Following the second World War, the borough named eight of its streets after the men who lost their lives serving their country, but only used the soldiers’ first names. Recently, when Dwight de Stefan, a former longtime resident of Emerson and councilman in River Vale, contacted Emerson’s governing body and requested the borough revise the street signs to include the last names of the men for whom they were named, Annette became involved in the effort. She is aware that the borough has war memorials, with the full names of the men who served, and those who died, etched in neat rows into granite stones. But she is puzzled, and saddened, that the road signs bear only the men’s first names, making the names seem arbitrary to most people who read them.

The borough has argued that changing the street signs would be a complicated undertaking that may not even necessarily serve the purpose of informing the community of the men’s sacrifice. Councilman Ken Hoffman suggested that the borough compile biographies of all WWII casualties and print them in the borough newsletter, so that Emerson residents might learn more about the men than just their names and that they died serving their country. Annette, who says that normally she doesn’t “cause a fuss ever,” was not appeased by the council’s response and has made her displeasure known.

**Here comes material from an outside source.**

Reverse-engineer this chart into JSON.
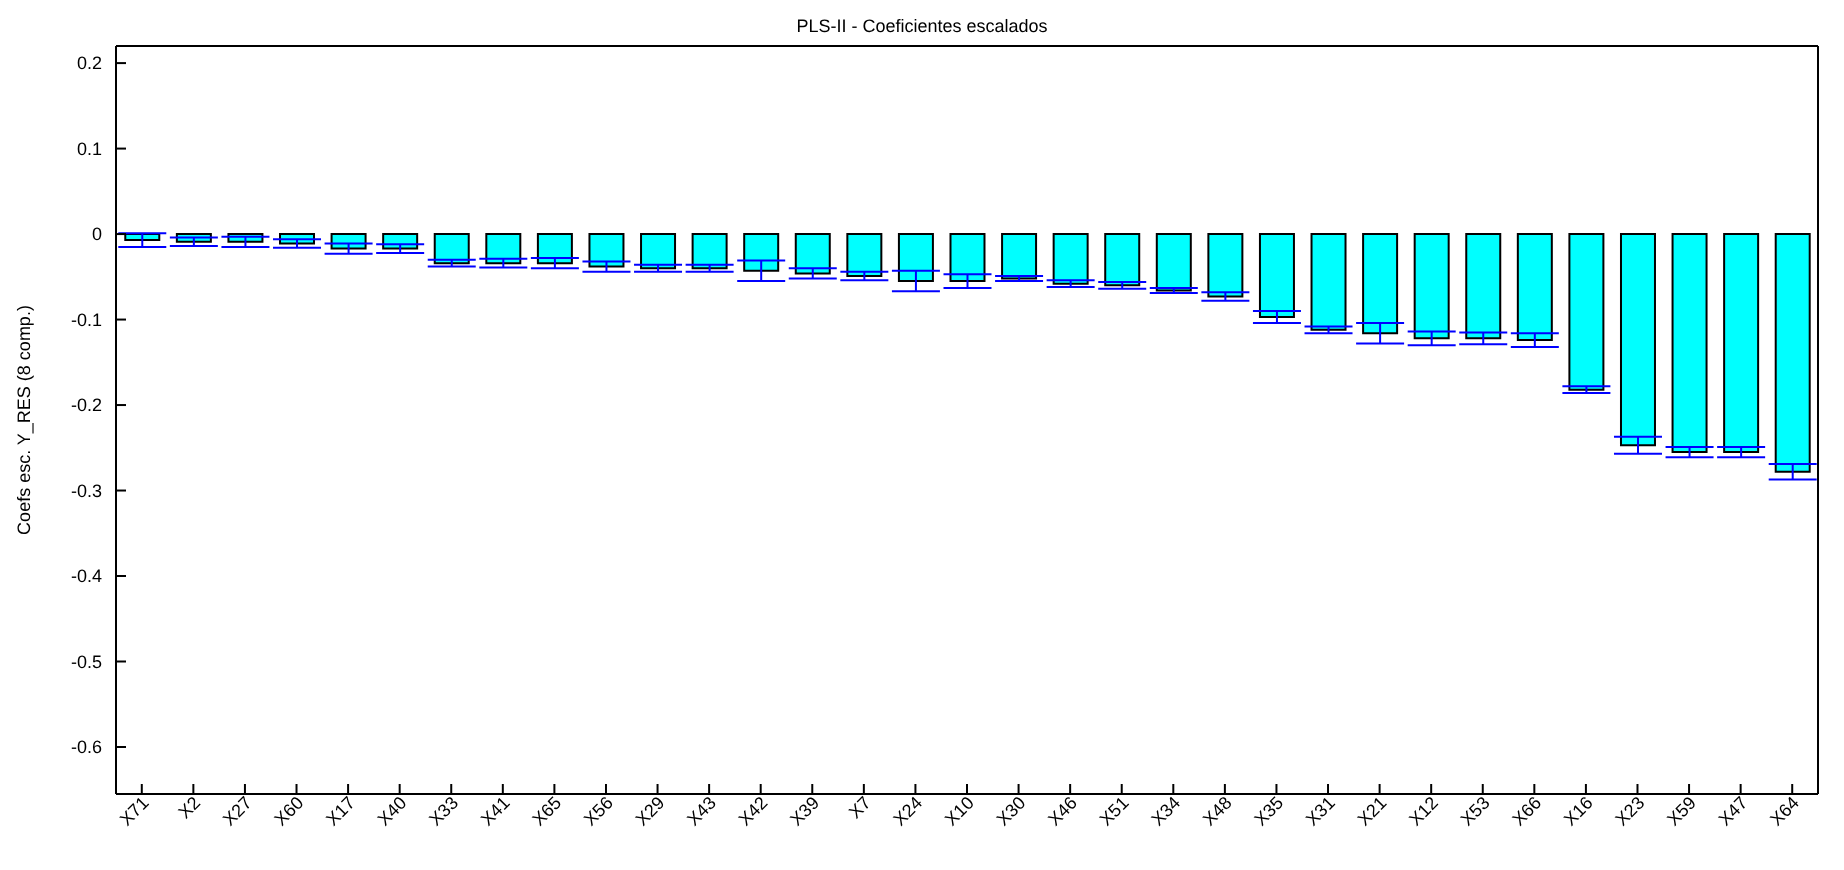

“How hard would it be to add their last names and a gold star to the sign?” she asks, adding that if she could get enough support and raise the money, she would do it herself. It seems that the borough has offered its final answer on the matter, but Annette holds out hope that de Stefan will somehow persuade them to revise the signs.

“The memorial at Villano is so nice,” she says, acknowledging what the borough has already done to recognize its veterans. However, she explains that she has gone most of her life with no place to visit to remember her brother. His only grave is in an American military cemetery in Epinal, France, and she has never been able to go there.

For Annette, street signs bearing the full names of the war dead, and small gold stars to represent their sacrifices, would fulfill the intended purpose of creating the streets in the first place. She will never abandon the desire for what she sees as a simple gesture of recognition that her brother once lived here, a son of Emerson.

“It was a very close knit family in Emerson years ago,” she says, reminiscing about the town she has called home for her entire life. “Nobody was wealthy, nobody was poor. It was just beautiful.” And Annette rode to school on her big brother’s handlebars.